- The situation has been worsened by the recent killing of Elizabeth Ekaru from Isiolo county.
- Kenya lacks specific laws for the protection of human rights defenders.
The murder of women human rights defenders has triggered fears among activists in Nyeri and across the country.
The situation has been worsened by the recent killing of Elizabeth Ekaru from Isiolo county.
Ekaru was attending a burial on January 3 when she was lured to her death by her neighbour over a land dispute. The neighbour allegedly called her aside before stabbing her several times.
She was a women’s rights advocate, a peace champion and an environmental and land rights defender, according to a statement by Women Human Rights Defenders, civil society organisations and social movements.
On July 15, 2021, a women human rights defender and environmentalist from Kiambu county, Joannah Stutchbury, was murdered for fighting environmental injustices in Kiambu forest.
No arrest has been made.
The others are the murder of two women environmentalists from the Owino Ohuru area in the coastal region killed in August 2021.
And in early 2019, Caroline Mwatha's body was discovered a week after she was reported missing on February 6, 2019.
She was a case worker at Dandora Community Social Justice Centre, a grassroots community movement she helped found.
The women are now calling for assurance of their safety from government as they execute their work.
Muthoni Wanjau, who is based in Nyeri, takes us through what they undergo while doing their work.
She handles matters succession, sexual gender based violence, child support, child neglect and women's land rights.
They also conduct civic education on good governance, politics and democracy and women involvement and participation in leadership.
Wanjau says the work can be very intimidating and stressful and women involved in advocating for human rights receive threats, especially when dealing with SGBV against children.
This is because in the law, the sentences are very punitive where sexual offence cases involving children can carry a sentence of 25 years to a life sentence, she says.
Most SGBV cases occur in vulnerable families and homes with a history of violence where children have been defiled or sodomised by close relatives.
She says in four out of five cases of SGBV she has handled, close relatives like father, uncle and grandfather have been involved.

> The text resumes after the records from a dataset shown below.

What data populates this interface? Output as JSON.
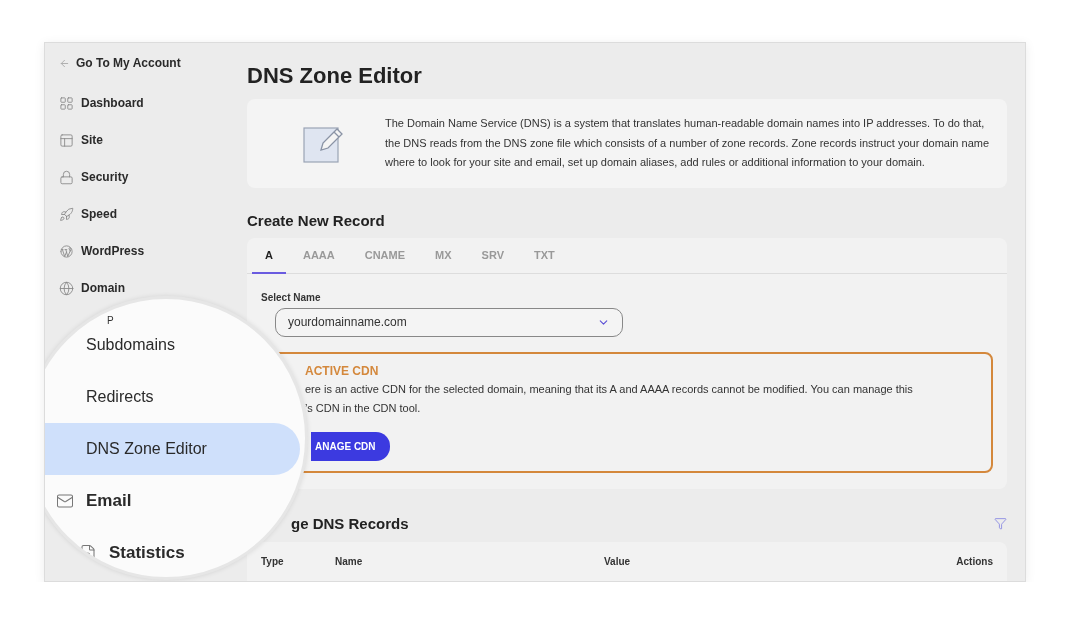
{
  "sidebar": {
    "back_link": "Go To My Account",
    "items": [
      {
        "label": "Dashboard",
        "kind": "dashboard"
      },
      {
        "label": "Site",
        "kind": "site"
      },
      {
        "label": "Security",
        "kind": "security"
      },
      {
        "label": "Speed",
        "kind": "speed"
      },
      {
        "label": "WordPress",
        "kind": "wordpress"
      },
      {
        "label": "Domain",
        "kind": "domain"
      }
    ]
  },
  "magnifier": {
    "partial_label": "P",
    "items": [
      {
        "label": "Subdomains",
        "kind": "subpage",
        "selected": false
      },
      {
        "label": "Redirects",
        "kind": "subpage",
        "selected": false
      },
      {
        "label": "DNS Zone Editor",
        "kind": "subpage",
        "selected": true
      },
      {
        "label": "Email",
        "kind": "email",
        "selected": false
      },
      {
        "label": "Statistics",
        "kind": "statistics",
        "selected": false
      }
    ]
  },
  "page": {
    "title": "DNS Zone Editor",
    "info": "The Domain Name Service (DNS) is a system that translates human-readable domain names into IP addresses. To do that, the DNS reads from the DNS zone file which consists of a number of zone records. Zone records instruct your domain name where to look for your site and email, set up domain aliases, add rules or additional information to your domain."
  },
  "create_record": {
    "heading": "Create New Record",
    "tabs": [
      {
        "label": "A",
        "selected": true
      },
      {
        "label": "AAAA",
        "selected": false
      },
      {
        "label": "CNAME",
        "selected": false
      },
      {
        "label": "MX",
        "selected": false
      },
      {
        "label": "SRV",
        "selected": false
      },
      {
        "label": "TXT",
        "selected": false
      }
    ],
    "select": {
      "label": "Select Name",
      "value": "yourdomainname.com"
    },
    "cdn_notice": {
      "title": "ACTIVE CDN",
      "text_lines": [
        "ere is an active CDN for the selected domain, meaning that its A and AAAA records cannot be modified. You can manage this",
        "’s CDN in the CDN tool."
      ],
      "button": "ANAGE CDN"
    }
  },
  "records": {
    "heading": "ge DNS Records",
    "columns": [
      "Type",
      "Name",
      "Value",
      "Actions"
    ]
  }
}
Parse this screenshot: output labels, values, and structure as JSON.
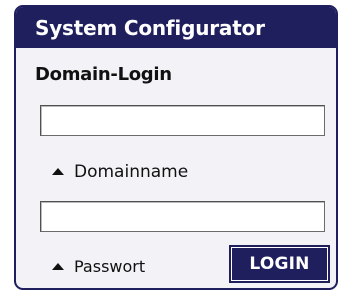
{
  "window": {
    "title": "System Configurator"
  },
  "form": {
    "heading": "Domain-Login",
    "domain": {
      "value": "",
      "label": "Domainname"
    },
    "password": {
      "value": "",
      "label": "Passwort"
    },
    "login_label": "LOGIN"
  },
  "colors": {
    "accent": "#1f1f5e",
    "panel_background": "#f3f3f7",
    "text": "#111111"
  },
  "icons": {
    "label_marker": "triangle-up-icon"
  }
}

“In such homes, mothers are mostly not in the picture having been kicked out of their homes by their fathers,” she says.
Most of the children violated come from poor background and perpetrators opt for out of court settlement with these families and they will at times give cash packages to the families who, in most instances, accept.
“The perpetrators will opt to intimidate me because I am the person walking with these victims so as to do away with the cases because they know it is easy to deal with the families in my absence.”
Wanjau has personally faced threats, intimidation and even trailed, making her change houses several times.
Other than threats, the work is psychologically traumatising because of listening to such cases almost daily.
There is also the challenge of inadequate resources to cater for the cases given that a lot of survivors have a lot of demands.
A lot of their personal resources go to rescuing the victims and maintaining them in safe houses.
But it is the threats to their lives that have made the number of women participating actively in activism to shrink.
Wanjau, who has been in the space for more than ten years, says human rights activists are not there to fight the government but to support it and are therefore not its enemies.
She also calls on partners to come out and help women to find stronger organisations that can be assist them when faced with such threats.
Women human rights activists, she says, have not been getting support as such from partners as organisations supposed to be assisting them respond when it is too late.
“So we cannot quite rely on them. We are forced to form our own support structures here at the grassroots which sometimes are not very supportive and neither are they very defendable,” she adds.
Kenya lacks specific laws for the protection of human rights defenders.
WHRD describes the murder of women human rights defenders as barbaric, adding that the killings bring to the fore the pervasive nature of incidences of violence against women and girls.
“The killing of Ekaru is a true testimony of the risks, challenges and attacks women human rights defenders continue to face in the line of their work.”
WHRD now calls on the Office of the President to direct the Directorate of Criminal Investigations to conduct thorough investigations and ensure Ekaru’s killer is brought to justice.
The same applies to all other unresolved femicide cases in Kenya.
In a statement signed by 15 human rights defenders, they also want the office of the Attorney General to fast track the process of reviewing and adopting the Human Rights Defenders Policy.
The policy will give guidance of the work of not only women human rights defenders but also all human rights defenders and their protection by the state.